When a fire tore through the iconic home of Hot Dog Heaven, a consistent Best Cheap Eats winner, on August 31, 2020, the longtime Amherst eatery was charred beyond repair — but the brand, because of its loyal followers, is not missing a beat while the new restaurant is under construction.

Since 1976, Hot Dog Heaven has been serving its classic dogs, burgers and other casual eats. As owner Chris Russo posted on the Hot Dog Heaven Facebook page the morning after the fire, “Hot Dog Heaven is so much more than a little restaurant started 44 years ago by Jack O’Flanagan and Wally Armour. It has become ingrained in the very fabric of what makes Amherst the hometown that it is.” More than 182,000 people saw the sad note and commented with their memories, Russo says.

“It’s nice to see that it meant so much to so many people,” Russo says, adding that this loyalty is why he wanted to keep a presence with the Hot Dog Heaven food truck, which opened with a limited menu on Sept. 14 at the Hastee Tastee parking lot.

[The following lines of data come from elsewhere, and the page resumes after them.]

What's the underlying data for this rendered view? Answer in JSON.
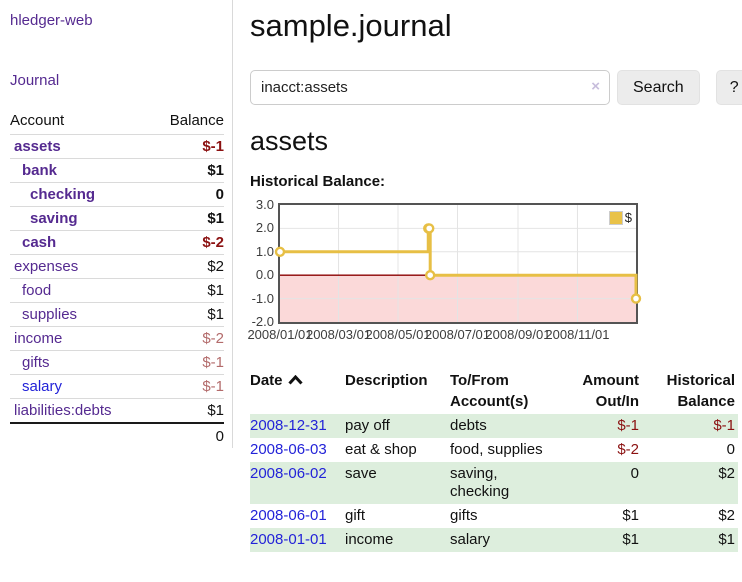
{
  "app": {
    "brand": "hledger-web",
    "nav_journal": "Journal"
  },
  "sidebar": {
    "headers": {
      "account": "Account",
      "balance": "Balance"
    },
    "accounts": [
      {
        "name": "assets",
        "balance": "$-1",
        "indent": 1,
        "bold": true
      },
      {
        "name": "bank",
        "balance": "$1",
        "indent": 2,
        "bold": true
      },
      {
        "name": "checking",
        "balance": "0",
        "indent": 3,
        "bold": true
      },
      {
        "name": "saving",
        "balance": "$1",
        "indent": 3,
        "bold": true
      },
      {
        "name": "cash",
        "balance": "$-2",
        "indent": 2,
        "bold": true
      },
      {
        "name": "expenses",
        "balance": "$2",
        "indent": 1,
        "bold": false
      },
      {
        "name": "food",
        "balance": "$1",
        "indent": 2,
        "bold": false
      },
      {
        "name": "supplies",
        "balance": "$1",
        "indent": 2,
        "bold": false
      },
      {
        "name": "income",
        "balance": "$-2",
        "indent": 1,
        "bold": false
      },
      {
        "name": "gifts",
        "balance": "$-1",
        "indent": 2,
        "bold": false
      },
      {
        "name": "salary",
        "balance": "$-1",
        "indent": 2,
        "bold": false,
        "unvisited": true
      },
      {
        "name": "liabilities:debts",
        "balance": "$1",
        "indent": 1,
        "bold": false
      }
    ],
    "total": "0"
  },
  "header": {
    "title": "sample.journal"
  },
  "search": {
    "value": "inacct:assets",
    "clear_icon": "×",
    "button_label": "Search",
    "help_label": "?"
  },
  "register": {
    "heading": "assets",
    "chart_title": "Historical Balance:",
    "columns": [
      {
        "lines": [
          "Date"
        ],
        "align": "left",
        "sorted": "ascending"
      },
      {
        "lines": [
          "Description"
        ],
        "align": "left"
      },
      {
        "lines": [
          "To/From",
          "Account(s)"
        ],
        "align": "left"
      },
      {
        "lines": [
          "Amount",
          "Out/In"
        ],
        "align": "right"
      },
      {
        "lines": [
          "Historical",
          "Balance"
        ],
        "align": "right"
      }
    ],
    "rows": [
      {
        "date": "2008-12-31",
        "description": "pay off",
        "accounts": "debts",
        "amount": "$-1",
        "balance": "$-1"
      },
      {
        "date": "2008-06-03",
        "description": "eat & shop",
        "accounts": "food, supplies",
        "amount": "$-2",
        "balance": "0"
      },
      {
        "date": "2008-06-02",
        "description": "save",
        "accounts": "saving, checking",
        "amount": "0",
        "balance": "$2"
      },
      {
        "date": "2008-06-01",
        "description": "gift",
        "accounts": "gifts",
        "amount": "$1",
        "balance": "$2"
      },
      {
        "date": "2008-01-01",
        "description": "income",
        "accounts": "salary",
        "amount": "$1",
        "balance": "$1"
      }
    ]
  },
  "chart_data": {
    "type": "line",
    "step": true,
    "title": "Historical Balance:",
    "series": [
      {
        "name": "$",
        "color": "#e7bf45",
        "points": [
          {
            "date": "2008-01-01",
            "day": 0,
            "value": 1
          },
          {
            "date": "2008-06-01",
            "day": 152,
            "value": 2
          },
          {
            "date": "2008-06-02",
            "day": 153,
            "value": 2
          },
          {
            "date": "2008-06-03",
            "day": 154,
            "value": 0
          },
          {
            "date": "2008-12-31",
            "day": 365,
            "value": -1
          }
        ]
      }
    ],
    "x_ticks": [
      {
        "label": "2008/01/01",
        "day": 0
      },
      {
        "label": "2008/03/01",
        "day": 60
      },
      {
        "label": "2008/05/01",
        "day": 121
      },
      {
        "label": "2008/07/01",
        "day": 182
      },
      {
        "label": "2008/09/01",
        "day": 244
      },
      {
        "label": "2008/11/01",
        "day": 305
      }
    ],
    "y_ticks": [
      3,
      2,
      1,
      0,
      -1,
      -2
    ],
    "ylim": [
      -2,
      3
    ],
    "xlim_days": [
      0,
      365
    ],
    "grid": true,
    "legend_position": "top-right",
    "negative_region_fill": "#fbd9d9",
    "zero_line_color": "#8b0000"
  },
  "colors": {
    "accent_purple": "#552a90",
    "link_blue": "#2323d8",
    "negative_strong": "#8b1111",
    "negative_soft": "#b36b6b",
    "stripe_green": "#ddeedd",
    "chart_line": "#e7bf45",
    "grid_line": "#e4e4e4"
  }
}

Typically, the food truck serves venues like Cedar Point, Blossom Music Center and private parties. But Russo arranged to bring the truck back from Cedar Point earlier in the season to set up shop in Amherst. The truck also allows Russo to keep longtime employees working. “Our longest running staff member has been here for 33 years, and the rest are in the double digits,” he says.

The former Hot Dog Heaven house will be razed, and a new building is underway, with plans to replicate the historic spot as much as possible. The community has shown a tremendous amount of support, Russo adds. Cole’s Public House held a fundraiser and Main Street Amherst organized a collection to help Hot Dog Heaven employees.

“The overwhelming support from city hall, the building department and everyone has been humbling,” Russo says. “Everyone has been very willing to help in any way.”

Hot Dog Heaven is a Lorain County staple — a tradition that will continue. Russo says the goal is to maintain the nostalgic feel. “Hot Dog Heaven is a place where memories were made, first jobs were had and families come together,” he relates. “We will unite together to rebuild, and the tradition will live on.”